La revue La Mer Gelée : « Nous nous sommes assemblés dans le but de traiter une maladie commune : la LITTÉRATURE »

En prélude au 27e Salon de la Revue qui se tiendra le 11 et 12 novembre, Diacritik, partenaire de l’événement, est allé à la rencontre de jeunes revues qui y seront présentes et qui, aussi vives que puissantes, renouvellent en profondeur le paysage littéraire, soit dix entretiens, à raison de deux par jour toute la semaine, en attendant de vous retrouver de vendredi à dimanche prochain à la Halle des Blancs-Manteaux.
Aujourd’hui, en ouverture de cette série, entretien avec l’équipe de la splendide revue La Mer gelée.

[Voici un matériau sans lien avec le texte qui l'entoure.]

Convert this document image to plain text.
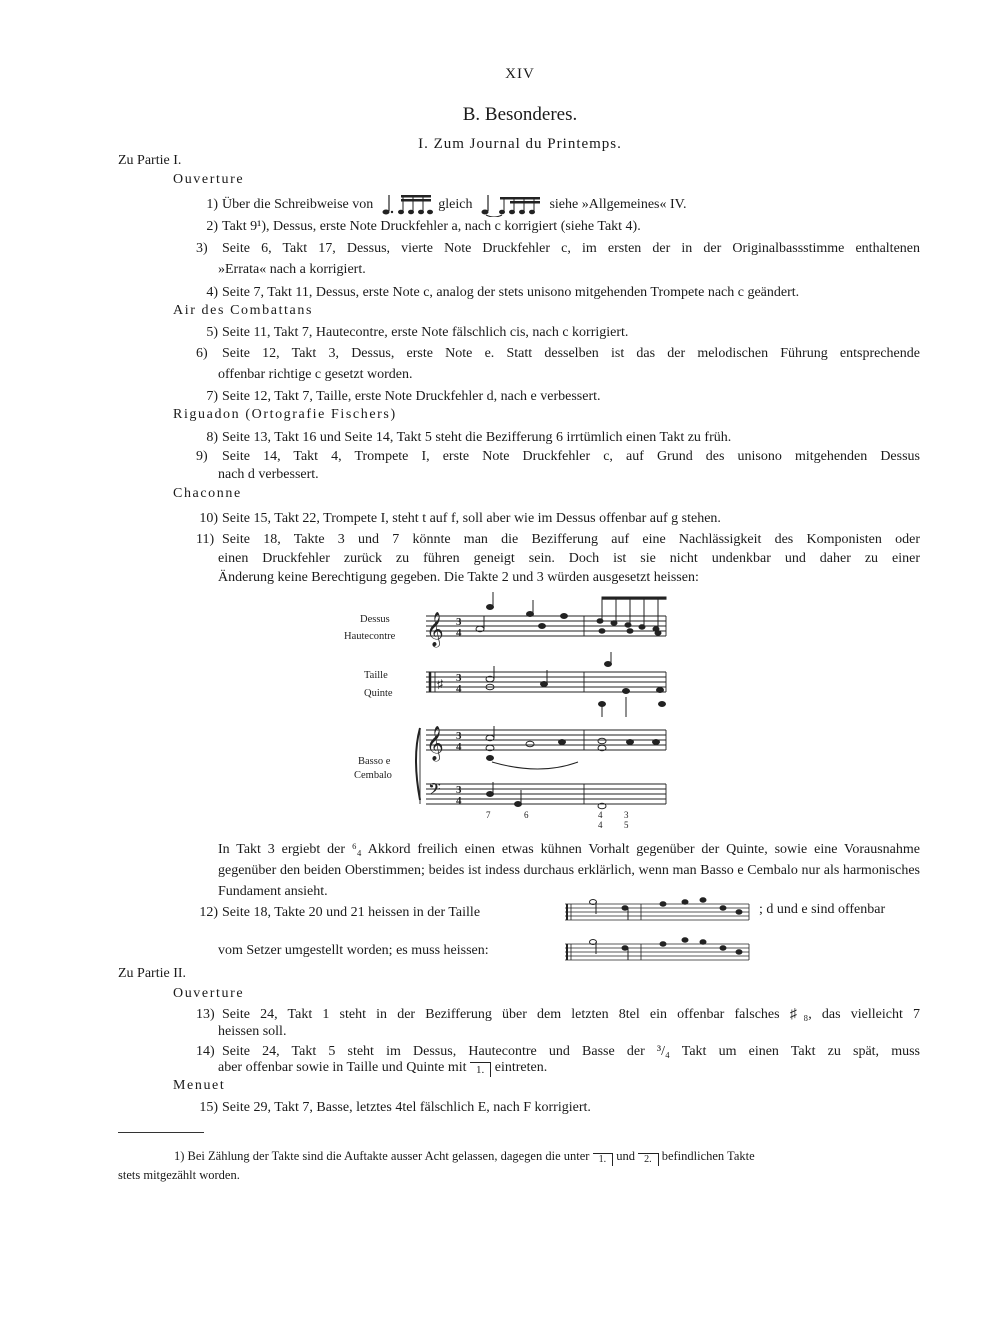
XIV
B. Besonderes.
I. Zum Journal du Printemps.
Zu Partie I.
Ouverture
1) Über die Schreibweise von	gleich	siehe »Allgemeines« IV.
2) Takt 9¹), Dessus, erste Note Druckfehler a, nach c korrigiert (siehe Takt 4).
3) Seite 6, Takt 17, Dessus, vierte Note Druckfehler c, im ersten der in der Originalbassstimme enthaltenen
»Errata« nach a korrigiert.
4) Seite 7, Takt 11, Dessus, erste Note c, analog der stets unisono mitgehenden Trompete nach c geändert.
Air des Combattans
5) Seite 11, Takt 7, Hautecontre, erste Note fälschlich cis, nach c korrigiert.
6) Seite 12, Takt 3, Dessus, erste Note e. Statt desselben ist das der melodischen Führung entsprechende
offenbar richtige c gesetzt worden.
7) Seite 12, Takt 7, Taille, erste Note Druckfehler d, nach e verbessert.
Riguadon (Ortografie Fischers)
8) Seite 13, Takt 16 und Seite 14, Takt 5 steht die Bezifferung 6 irrtümlich einen Takt zu früh.
9) Seite 14, Takt 4, Trompete I, erste Note Druckfehler c, auf Grund des unisono mitgehenden Dessus
nach d verbessert.
Chaconne
10) Seite 15, Takt 22, Trompete I, steht t auf f, soll aber wie im Dessus offenbar auf g stehen.
11) Seite 18, Takte 3 und 7 könnte man die Bezifferung auf eine Nachlässigkeit des Komponisten oder
einen Druckfehler zurück zu führen geneigt sein. Doch ist sie nicht undenkbar und daher zu einer
Änderung keine Berechtigung gegeben. Die Takte 2 und 3 würden ausgesetzt heissen:
Dessus
Hautecontre
Taille
Quinte
Basso e
Cembalo
𝄞 3
4
♯ 3
4
𝄞 3
4
𝄢 3
4
7	6	4 3
4 5
In Takt 3 ergiebt der ⁶₄ Akkord freilich einen etwas kühnen Vorhalt gegenüber der Quinte, sowie eine Vorausnahme gegenüber den beiden Oberstimmen; beides ist indess durchaus erklärlich, wenn man Basso e Cembalo nur als harmonisches Fundament ansieht.
12) Seite 18, Takte 20 und 21 heissen in der Taille	; d und e sind offenbar
vom Setzer umgestellt worden; es muss heissen:
Zu Partie II.
Ouverture
13) Seite 24, Takt 1 steht in der Bezifferung über dem letzten 8tel ein offenbar falsches ♯₈, das vielleicht 7
heissen soll.
14) Seite 24, Takt 5 steht im Dessus, Hautecontre und Basse der ³/₄ Takt um einen Takt zu spät, muss
aber offenbar sowie in Taille und Quinte mit 1. eintreten.
Menuet
15) Seite 29, Takt 7, Basse, letztes 4tel fälschlich E, nach F korrigiert.
1) Bei Zählung der Takte sind die Auftakte ausser Acht gelassen, dagegen die unter 1. und 2. befindlichen Takte
stets mitgezählt worden.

Comment est née votre revue ? Existe-t-il un collectif d’écrivains à l’origine de votre désir de revue ou s’agit-il d’un désir bien plus individuel ? S’agissait-il pour vous de souscrire à un imaginaire littéraire selon lequel être écrivain, comme pour Olivier dans Les Faux-Monnayeurs de Gide, consiste d’abord à écrire dans une revue ?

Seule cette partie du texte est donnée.